To New Zealand for my eighth wine, Neudorf Rosie’s Block Chardonnay 2018, a perfectly balanced, really well made wine from Nelson, with a warm, sunny palate with suggestions of peach, apricot and vanilla. New Zealand has been trying hard to break away from being associated purely with Sauvignon Blanc and much has been written about the quality of its Chardonnay – this is a truly great example at a good price (around £24 trade) that shows the Kiwis can give the Burgundians a proper run for their money.

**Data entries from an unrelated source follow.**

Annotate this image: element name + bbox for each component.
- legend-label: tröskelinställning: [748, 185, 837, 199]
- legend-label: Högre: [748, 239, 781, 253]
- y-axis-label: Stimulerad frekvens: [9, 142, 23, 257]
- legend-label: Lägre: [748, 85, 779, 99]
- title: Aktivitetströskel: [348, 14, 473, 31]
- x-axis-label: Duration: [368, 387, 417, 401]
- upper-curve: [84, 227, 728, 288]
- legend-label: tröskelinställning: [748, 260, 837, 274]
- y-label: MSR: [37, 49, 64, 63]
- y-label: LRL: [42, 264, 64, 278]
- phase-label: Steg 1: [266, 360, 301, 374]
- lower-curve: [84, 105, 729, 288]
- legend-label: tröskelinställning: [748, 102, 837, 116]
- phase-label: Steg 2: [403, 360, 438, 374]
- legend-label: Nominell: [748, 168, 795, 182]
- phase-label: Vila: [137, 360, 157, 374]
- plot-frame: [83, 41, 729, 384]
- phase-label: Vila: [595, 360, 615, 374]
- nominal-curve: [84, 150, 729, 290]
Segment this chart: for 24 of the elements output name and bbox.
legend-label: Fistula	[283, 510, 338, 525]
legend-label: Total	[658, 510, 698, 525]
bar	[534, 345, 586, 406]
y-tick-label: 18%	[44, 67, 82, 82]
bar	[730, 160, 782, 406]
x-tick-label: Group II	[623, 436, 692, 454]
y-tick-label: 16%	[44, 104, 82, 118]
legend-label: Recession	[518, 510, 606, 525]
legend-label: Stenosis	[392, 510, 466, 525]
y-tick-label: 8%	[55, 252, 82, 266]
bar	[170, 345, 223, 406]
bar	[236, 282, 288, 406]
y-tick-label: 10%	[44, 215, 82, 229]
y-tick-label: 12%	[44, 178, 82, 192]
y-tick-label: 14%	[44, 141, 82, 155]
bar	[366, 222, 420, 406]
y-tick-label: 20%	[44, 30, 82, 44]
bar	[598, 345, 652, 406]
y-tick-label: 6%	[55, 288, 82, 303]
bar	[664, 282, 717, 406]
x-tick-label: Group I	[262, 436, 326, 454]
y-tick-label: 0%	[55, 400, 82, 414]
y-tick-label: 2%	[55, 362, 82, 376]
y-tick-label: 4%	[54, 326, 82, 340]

Another Chardonnay makes wine 9, but from the far side of the world from Neudorf. The Checkmate Attack Chardonnay 2015 from British Columbia’s Okanagan Valley is produced by the Mission Hill group, one of the Canadian wine industry’s pioneers; incredibly fine and intensely aromatic with buttery vanilla notes supporting the peach and apricot palate, this is made in tiny volumes – just 4000 bottles – but well worth seeing out.
And for wine 10, we’re off to Puklavec Family Wines in Slovenia. Its Seven Numbers Furmint 2021 shows that although Hungary is home to Furmint, other Central European countries – including Austria, Slovakia and Slovenia – can also make great expressions of the variety. This is surprisingly full-bodied, with lots of fruit character but also quite spicy, with a very long finish that shows both the versatility of the variety (which can also produce lean wines with high acidity as well as, of course, the famous sweet Tokaji Aszu) and the skill of the winemaker. A great take on a great variety.
Footnote…
One small gripe… with the UK wine trade mega keen to flag its green credentials, many importers are now opting not to publish physical tasting books. No one is keener to save the planet than me, but at Bibendum’s Art of Wine I realised this approach has a downside – because taking serious notes is made more laborious, many people just don’t bother and just seem to want to party. And what a party it was.